Should Wizard Hit Mommy?

Should Wizard Hit Mommy? Imagery

Furniture Scraping

Updike's spare descriptions have a powerful effect in that they only provide the reader with a small detail, but that detail suggests a whole constellation of consequences. An example of these descriptions is the line that describes Jack hearing his wife start to paint downstairs. Updike describes the moment when Jack is just beginning to enjoy the rhythm of the story, "but downstairs a chair scraped, and he realized he must get down to help Claire paint the living-room woodwork" (345). This simple sound suggests a whole host of obligations and resentments simmering just below the surface of Jack and Claire's marriage.

Fairytale Imagery

Updike describes Jack's fairytale landscape in fairly recognizable, cliché terms. There is the "deep dark woods," "the tiptop" of "a very big tree" where "an enormous wise old owl" resides (345). While the fairytale imagery is not extensive, it certainly helps to anchor the story in a long tradition of fairytale tropes and archetypes.

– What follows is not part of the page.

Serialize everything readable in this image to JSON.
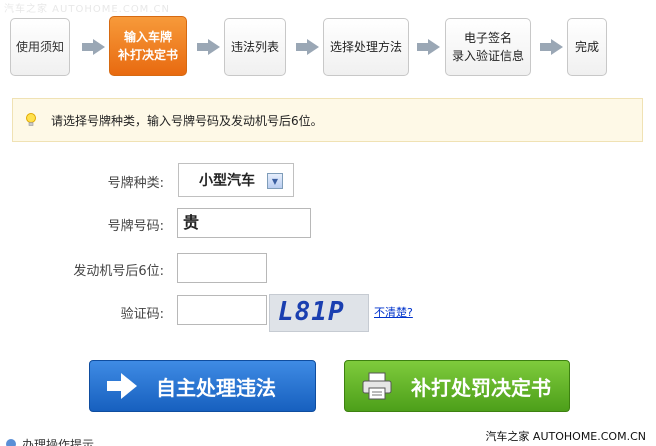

Shared Imagery Between Fairytale and Reality

An important distinction in this story is between that which is "real" and that which is fiction, made-up, or said merely to placate a child. This is a distinction Jo begins to form for herself. However, it's clear that Jack injects his own familiar life into the bedtime stories he tells Jo, and so there is some imagery that overlaps. The image of the Creature family sitting down to dinner, and that of the train bringing Daddy Creature home from Boston, are both clearly taken from a familiar reality.